Does m-cap indicate a company’s health?
The m-cap is a broad indication of how well-established and stable a company is. For instance, large-cap firms are typically sectoral leaders with substantial revenues, and have been recording healthy balance-sheets for several years now.
By the same logic, small-caps are often younger firms with a smaller presence in their respective sectors. What they lack in reliability and revenue-making history, they may make up for with nimbleness and the ability for quick growth. Mid-caps fall between large- and small-caps in terms of riskiness as well as capacity for quick growth.
While these are broad lines to define a company, it must be remembered that its m-cap is a function of its stock price, which ultimately is based on how healthy investors perceive it to be. And investors decided whether to buy or sell a stock based solely on the data provided to them.
The Yes Bank example
For instance, the Yes Bank share was trading at around ₹390 in August 2018 and about ₹265 in April 2019. This was because the investors perceived it as a good performer even when the rot was already happening. The company had a pile-up of non-performing assets (NPAs), there were scams around its loan processes and there were boardroom issues, too.
None of this was reflected in its m-cap. It was only when news of the scams broke out that its m-cap crashed. Today, its share price is less than ₹14.
Similarly, in companies such as Jet Airways and Satyam Computer, the m-cap reflected the companies’ health when they were doing well, but failed to spot the rot in their balance-sheets or operations. It was only when regulatory bodies or auditors dug out the problems that the markets reacted and brought down the m-cap.
What happens when m-cap falls?
When the m-cap falls, as it did for Yes Bank and Jet Airways, among others, it affects the companies to a significant extent. For one thing, it impacts their credit-worthiness — lenders are usually wary of granting loans when there is a substantial decline in the m-cap.
There is also a loss of credibility among raw material providers, dealers, joint venture partners and the consuming public when the m-cap falls. This can dent the business in a big way, though the share price by itself is not represented in the balance-sheet.
Several companies include employee stock ownership plans (ESOPs) in their pay packages. So, a fall in share price means the stocks vested with employees lose some value, which can demoralise the staff. Similarly, top management and company directors are also given shares in the company, and a fall in share price may lead to the loss of key talent.
Options for investors
When the m-cap of a company declines, the investors witness an erosion of their investment in that company. They are left with two options at this point. They can either cut their (potential) future losses and sell their shares immediately, or hold on to them in the hope that the problem the company is facing is temporary and the share price will bounce back in time.

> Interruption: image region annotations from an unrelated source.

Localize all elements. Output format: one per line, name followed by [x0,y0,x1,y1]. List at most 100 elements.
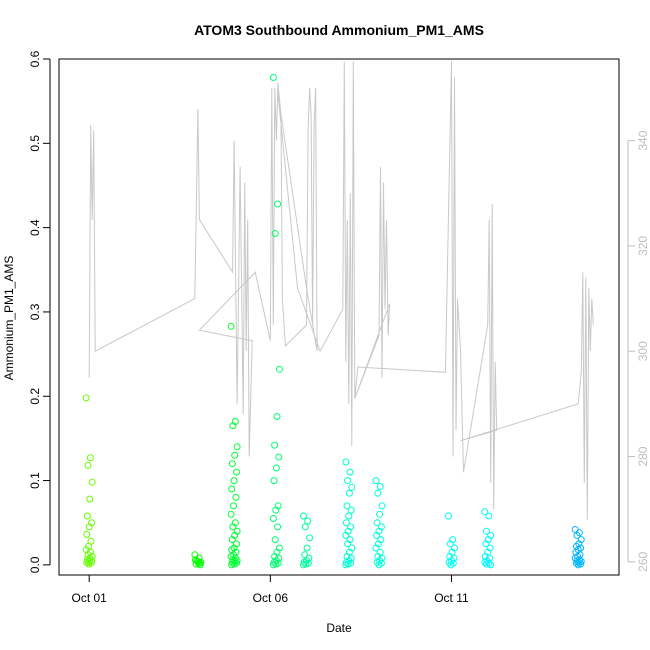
data-point [345,489,353,497]
y-tick-label: 0.5 [28,135,42,152]
data-point [228,485,236,493]
data-point [572,559,580,567]
data-point [269,515,277,522]
y2-tick-label: 260 [636,552,650,572]
y2-tick-label: 320 [636,236,650,256]
data-point [483,527,490,535]
data-point [374,489,382,497]
data-point [347,506,355,514]
data-point [300,512,307,520]
data-point [342,458,350,466]
data-point [485,512,493,520]
data-point [301,523,309,531]
data-point [229,523,237,531]
data-point [232,493,240,501]
y2-tick-label: 300 [636,341,650,361]
x-tick-label: Oct 06 [253,591,289,605]
data-point [233,443,241,451]
data-point [348,483,356,491]
data-point [573,531,581,539]
line-series [88,61,594,520]
data-point [487,561,495,569]
y-tick-label: 0.4 [28,219,42,236]
data-point [270,477,278,485]
data-point [228,561,236,569]
data-point [227,510,235,518]
x-axis-label: Date [326,621,352,635]
data-point [233,468,240,476]
data-point [275,453,283,461]
data-point [83,512,91,520]
data-point [272,506,280,514]
scatter-points-layer [82,74,585,569]
data-point [372,477,380,485]
data-point [344,477,352,485]
data-point [84,461,92,469]
y-tick-label: 0.6 [28,50,42,67]
data-point [228,460,236,468]
data-point [481,508,489,516]
data-point [84,551,92,559]
data-point [269,74,277,81]
data-point [303,544,311,552]
data-point [86,454,94,462]
data-point [229,422,237,430]
data-point [447,561,455,569]
data-point [373,531,381,539]
y2-tick-label: 280 [636,446,650,466]
data-point [483,560,490,568]
data-point [83,531,91,538]
data-point [230,502,237,510]
data-point [230,477,238,485]
data-point [446,540,454,548]
data-point [300,561,307,569]
data-point [269,561,277,569]
data-point [344,540,352,548]
data-point [343,502,351,510]
line-series-layer [88,61,594,520]
data-point [306,534,313,542]
y-tick-label: 0.3 [28,303,42,320]
data-point [85,560,93,568]
data-point [83,558,91,566]
y-tick-label: 0.0 [28,556,42,573]
data-point [231,451,239,459]
x-tick-label: Oct 11 [434,591,469,605]
x-tick-label: Oct 01 [72,591,108,605]
data-point [376,483,384,490]
data-point [271,230,279,237]
data-point [378,502,386,510]
data-point [86,495,94,503]
data-point [301,551,309,559]
data-point [342,561,350,569]
data-point [272,464,280,472]
y-tick-label: 0.2 [28,388,42,405]
data-point [445,512,452,520]
data-point [192,556,199,564]
data-point [82,394,90,402]
y2-tick-label: 340 [636,130,650,150]
data-point [271,536,279,544]
data-point [574,561,582,569]
data-point [88,478,96,486]
data-point [274,200,282,208]
data-point [273,413,281,420]
data-point [342,519,350,527]
data-point [346,468,354,476]
data-point [275,365,283,373]
data-point [372,544,380,552]
data-point [373,519,381,527]
data-point [304,517,312,525]
y-axis-label: Ammonium_PM1_AMS [2,256,16,381]
data-point [228,536,236,544]
data-point [271,441,279,449]
data-point [227,322,235,330]
data-point [571,526,579,533]
data-point [85,523,93,531]
data-point [196,559,204,567]
data-point [342,531,350,539]
y-tick-label: 0.1 [28,472,42,489]
data-point [376,510,384,518]
data-point [481,558,489,566]
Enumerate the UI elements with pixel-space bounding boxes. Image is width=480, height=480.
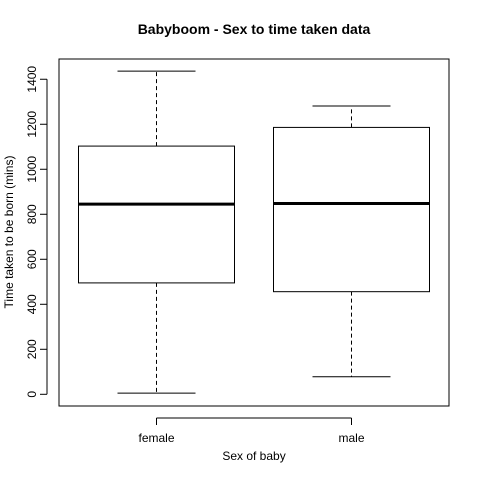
y-tick-label: 200 xyxy=(25,339,39,359)
y-tick-label: 400 xyxy=(25,294,39,314)
y-tick-label: 1200 xyxy=(25,111,39,138)
y-tick-label: 0 xyxy=(25,391,39,398)
female-box xyxy=(78,145,235,284)
x-tick-label-male: male xyxy=(338,431,364,445)
boxes-group xyxy=(78,70,430,394)
y-tick-label: 1400 xyxy=(25,66,39,93)
plot-frame xyxy=(58,58,450,407)
male-box xyxy=(273,126,430,293)
chart-title: Babyboom - Sex to time taken data xyxy=(137,21,371,37)
y-axis: 0 200 400 600 800 1000 1200 1400 xyxy=(25,66,48,398)
x-axis-label: Sex of baby xyxy=(222,449,286,463)
y-tick-label: 800 xyxy=(25,204,39,224)
y-tick-label: 600 xyxy=(25,249,39,269)
x-tick-label-female: female xyxy=(138,431,174,445)
y-tick-label: 1000 xyxy=(25,156,39,183)
x-axis: female male xyxy=(138,417,365,445)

For investors with good risk appetites, a fall in m-cap may indicate a good time to buy more shares in that company. They can accumulate the shares at a relatively lower price and reap rich dividends if the company regains its former good health. But that is a big ‘if’ and requires careful consideration.
A serious investor in equities, however, will devote only some of his/her focus to m-cap as a parameter to gauge the health of a company. Looking at the individual company’s balance-sheet, growth plans, market practices and sectoral trends — or entrusting an expert with the process —would be a more sound investment policy.